The study of solar flares has been globally regarded as crucial to understanding how changes in conditions on the sun may affect life on Earth. While solar flares may not directly lead to death, strong solar radiations can cause blackout of satellite and radio communications on earth leading to potentially significant disruption of global communications infrastructure. The most recent such incident took place on 7 August 2023, leading to the disruption of radio and navigation signals across the North American continent.
Isro’s upcoming feat comes off the back of its success in landing on the moon. On 23 August, Chandrayaan-3’s Vikram lander touched down on the lunar surface in the lunar south pole region, making India the first nation to do so, and the fourth to land on the moon to date. Scientific observations from the mission are currently underway.
For past more than ten decades India has been using ground-based telescopes.
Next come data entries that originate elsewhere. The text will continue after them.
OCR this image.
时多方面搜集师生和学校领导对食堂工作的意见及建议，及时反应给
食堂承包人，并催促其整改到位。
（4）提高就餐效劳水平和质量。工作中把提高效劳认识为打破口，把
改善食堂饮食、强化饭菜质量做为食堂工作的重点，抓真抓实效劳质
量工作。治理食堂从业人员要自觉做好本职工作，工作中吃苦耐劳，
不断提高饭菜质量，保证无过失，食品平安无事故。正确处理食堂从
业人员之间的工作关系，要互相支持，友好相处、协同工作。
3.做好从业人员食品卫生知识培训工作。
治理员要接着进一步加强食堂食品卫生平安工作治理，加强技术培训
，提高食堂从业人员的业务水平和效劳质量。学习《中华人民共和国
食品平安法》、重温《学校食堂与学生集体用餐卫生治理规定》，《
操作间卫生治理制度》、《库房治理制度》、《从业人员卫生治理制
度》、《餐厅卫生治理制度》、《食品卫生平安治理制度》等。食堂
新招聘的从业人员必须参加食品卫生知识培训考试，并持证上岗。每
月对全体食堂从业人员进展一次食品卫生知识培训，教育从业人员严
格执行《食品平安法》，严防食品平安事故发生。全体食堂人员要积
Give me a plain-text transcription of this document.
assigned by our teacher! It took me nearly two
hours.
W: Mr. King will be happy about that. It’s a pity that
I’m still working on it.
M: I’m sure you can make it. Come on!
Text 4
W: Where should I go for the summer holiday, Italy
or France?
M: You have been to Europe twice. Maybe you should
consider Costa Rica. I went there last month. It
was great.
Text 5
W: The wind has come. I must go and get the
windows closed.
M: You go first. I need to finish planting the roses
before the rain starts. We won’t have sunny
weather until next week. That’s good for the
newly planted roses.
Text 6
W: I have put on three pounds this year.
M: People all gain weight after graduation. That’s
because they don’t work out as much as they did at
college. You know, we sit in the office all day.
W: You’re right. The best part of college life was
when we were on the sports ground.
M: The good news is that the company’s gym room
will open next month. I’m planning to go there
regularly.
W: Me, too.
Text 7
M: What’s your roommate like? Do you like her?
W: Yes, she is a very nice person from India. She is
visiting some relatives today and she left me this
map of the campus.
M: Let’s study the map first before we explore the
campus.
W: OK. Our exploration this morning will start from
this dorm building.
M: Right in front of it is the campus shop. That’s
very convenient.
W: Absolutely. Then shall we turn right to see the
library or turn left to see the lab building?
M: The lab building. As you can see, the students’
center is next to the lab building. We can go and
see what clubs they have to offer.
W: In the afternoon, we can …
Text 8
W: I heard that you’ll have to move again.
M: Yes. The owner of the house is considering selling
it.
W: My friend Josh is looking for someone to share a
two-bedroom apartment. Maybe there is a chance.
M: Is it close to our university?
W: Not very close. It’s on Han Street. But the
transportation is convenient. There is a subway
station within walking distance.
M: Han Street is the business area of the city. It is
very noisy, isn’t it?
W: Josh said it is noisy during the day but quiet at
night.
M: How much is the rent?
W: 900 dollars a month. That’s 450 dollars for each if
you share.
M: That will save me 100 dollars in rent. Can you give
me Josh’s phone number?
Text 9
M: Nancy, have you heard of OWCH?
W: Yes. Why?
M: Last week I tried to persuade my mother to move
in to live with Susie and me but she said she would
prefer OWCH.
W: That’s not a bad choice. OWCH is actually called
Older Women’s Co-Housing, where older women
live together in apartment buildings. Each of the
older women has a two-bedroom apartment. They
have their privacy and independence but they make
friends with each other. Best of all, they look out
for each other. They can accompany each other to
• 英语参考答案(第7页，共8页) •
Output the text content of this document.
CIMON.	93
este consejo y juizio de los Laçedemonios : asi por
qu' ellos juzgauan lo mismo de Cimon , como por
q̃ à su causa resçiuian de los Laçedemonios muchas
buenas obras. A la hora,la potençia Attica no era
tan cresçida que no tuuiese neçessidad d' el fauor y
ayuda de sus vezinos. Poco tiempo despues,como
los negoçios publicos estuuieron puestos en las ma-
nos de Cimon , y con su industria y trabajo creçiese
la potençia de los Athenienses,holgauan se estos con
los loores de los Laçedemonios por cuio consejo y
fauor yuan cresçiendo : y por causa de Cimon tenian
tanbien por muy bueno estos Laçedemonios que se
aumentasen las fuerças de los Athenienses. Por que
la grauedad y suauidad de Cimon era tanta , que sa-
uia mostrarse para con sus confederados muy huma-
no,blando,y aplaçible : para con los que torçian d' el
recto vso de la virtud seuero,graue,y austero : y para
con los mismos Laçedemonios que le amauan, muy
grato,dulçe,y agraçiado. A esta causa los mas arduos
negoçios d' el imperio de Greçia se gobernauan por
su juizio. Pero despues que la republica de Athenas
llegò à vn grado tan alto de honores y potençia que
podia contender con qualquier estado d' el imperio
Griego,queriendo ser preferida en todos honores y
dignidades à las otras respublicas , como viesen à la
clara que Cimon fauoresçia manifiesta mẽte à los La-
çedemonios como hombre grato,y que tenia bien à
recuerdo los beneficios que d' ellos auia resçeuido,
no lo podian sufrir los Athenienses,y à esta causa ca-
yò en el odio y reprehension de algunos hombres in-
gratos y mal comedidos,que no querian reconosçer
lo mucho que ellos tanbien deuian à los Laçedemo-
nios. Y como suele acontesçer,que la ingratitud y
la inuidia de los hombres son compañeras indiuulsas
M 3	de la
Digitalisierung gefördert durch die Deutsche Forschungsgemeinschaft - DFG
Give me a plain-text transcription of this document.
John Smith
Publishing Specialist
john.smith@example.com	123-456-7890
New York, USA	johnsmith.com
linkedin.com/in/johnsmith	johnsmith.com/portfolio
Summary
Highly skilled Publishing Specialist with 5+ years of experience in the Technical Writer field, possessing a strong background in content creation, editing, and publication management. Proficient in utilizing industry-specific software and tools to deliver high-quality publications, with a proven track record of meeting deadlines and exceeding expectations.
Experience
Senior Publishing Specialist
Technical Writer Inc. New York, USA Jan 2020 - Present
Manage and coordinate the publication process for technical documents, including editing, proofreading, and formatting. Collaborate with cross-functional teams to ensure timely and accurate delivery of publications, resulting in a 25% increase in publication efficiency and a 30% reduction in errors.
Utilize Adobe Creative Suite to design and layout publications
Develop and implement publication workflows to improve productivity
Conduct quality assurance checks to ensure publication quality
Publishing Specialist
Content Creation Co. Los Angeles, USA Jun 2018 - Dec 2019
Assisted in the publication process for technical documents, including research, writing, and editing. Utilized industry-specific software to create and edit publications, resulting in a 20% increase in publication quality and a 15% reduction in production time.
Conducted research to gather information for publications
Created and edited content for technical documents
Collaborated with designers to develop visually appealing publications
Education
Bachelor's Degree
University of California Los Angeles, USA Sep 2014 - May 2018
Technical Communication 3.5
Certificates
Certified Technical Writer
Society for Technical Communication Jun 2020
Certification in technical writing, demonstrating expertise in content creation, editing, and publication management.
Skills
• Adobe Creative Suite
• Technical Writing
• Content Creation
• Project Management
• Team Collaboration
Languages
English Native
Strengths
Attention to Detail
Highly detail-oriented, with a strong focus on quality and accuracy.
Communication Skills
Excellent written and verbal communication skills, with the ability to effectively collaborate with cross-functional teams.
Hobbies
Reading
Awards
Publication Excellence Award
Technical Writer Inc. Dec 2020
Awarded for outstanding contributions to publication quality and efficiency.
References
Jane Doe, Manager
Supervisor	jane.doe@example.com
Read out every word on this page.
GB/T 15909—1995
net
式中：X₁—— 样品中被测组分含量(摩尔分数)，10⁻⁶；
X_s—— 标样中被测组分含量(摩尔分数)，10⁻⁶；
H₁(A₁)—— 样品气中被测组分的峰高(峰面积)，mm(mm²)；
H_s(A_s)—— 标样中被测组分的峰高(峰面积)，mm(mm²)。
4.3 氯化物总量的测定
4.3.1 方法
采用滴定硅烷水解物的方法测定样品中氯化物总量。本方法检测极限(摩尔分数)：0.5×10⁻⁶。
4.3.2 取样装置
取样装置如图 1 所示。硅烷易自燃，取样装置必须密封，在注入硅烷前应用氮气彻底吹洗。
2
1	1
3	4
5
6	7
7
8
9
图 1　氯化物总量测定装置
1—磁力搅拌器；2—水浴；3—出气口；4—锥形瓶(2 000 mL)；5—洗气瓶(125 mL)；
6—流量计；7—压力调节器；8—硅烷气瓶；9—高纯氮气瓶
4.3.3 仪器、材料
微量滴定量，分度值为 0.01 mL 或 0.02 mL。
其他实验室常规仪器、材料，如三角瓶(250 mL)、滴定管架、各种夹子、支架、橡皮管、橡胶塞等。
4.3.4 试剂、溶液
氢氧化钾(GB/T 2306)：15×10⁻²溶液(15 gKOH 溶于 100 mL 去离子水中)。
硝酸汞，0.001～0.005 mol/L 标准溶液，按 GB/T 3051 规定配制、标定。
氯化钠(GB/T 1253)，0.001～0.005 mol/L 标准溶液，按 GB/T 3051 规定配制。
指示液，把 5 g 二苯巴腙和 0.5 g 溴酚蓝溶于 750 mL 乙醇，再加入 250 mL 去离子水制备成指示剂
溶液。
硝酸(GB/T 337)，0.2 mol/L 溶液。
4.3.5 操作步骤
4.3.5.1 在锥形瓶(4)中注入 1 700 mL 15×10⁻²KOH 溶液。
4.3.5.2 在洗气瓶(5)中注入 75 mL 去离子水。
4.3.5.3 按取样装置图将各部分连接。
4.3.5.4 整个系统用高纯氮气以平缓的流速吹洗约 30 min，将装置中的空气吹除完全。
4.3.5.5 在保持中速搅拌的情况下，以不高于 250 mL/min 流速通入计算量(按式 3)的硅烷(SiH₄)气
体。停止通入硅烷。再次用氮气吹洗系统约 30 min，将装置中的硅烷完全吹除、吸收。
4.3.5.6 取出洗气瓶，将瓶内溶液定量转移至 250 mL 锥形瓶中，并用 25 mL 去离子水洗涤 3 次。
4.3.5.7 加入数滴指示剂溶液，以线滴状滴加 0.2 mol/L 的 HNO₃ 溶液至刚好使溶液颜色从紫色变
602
We were dependent on another source for solar data. To be proud Aditya L1 presents a unique opportunity to address the unsolved problems. The launch of both Chandrayaan-3’s Vikram lander and Aditya L1 within a short interval of time will be an inspiration to the youth and every citizen of India who reside across the world and this will be a remarkable history of India for the years to come.
After India’s successful moon landing last week, the Indian Space Research Organisation (Isro), India’s central space agency, expects to boost India’s reputation globally and attract international investors to the country’s private space sector. While the likes of Skyroot Aerospace and Pixxel have attracted global funding, India presently awaits clarification on foreign direct investments (FDI) in the space sector in order to attract International space funding.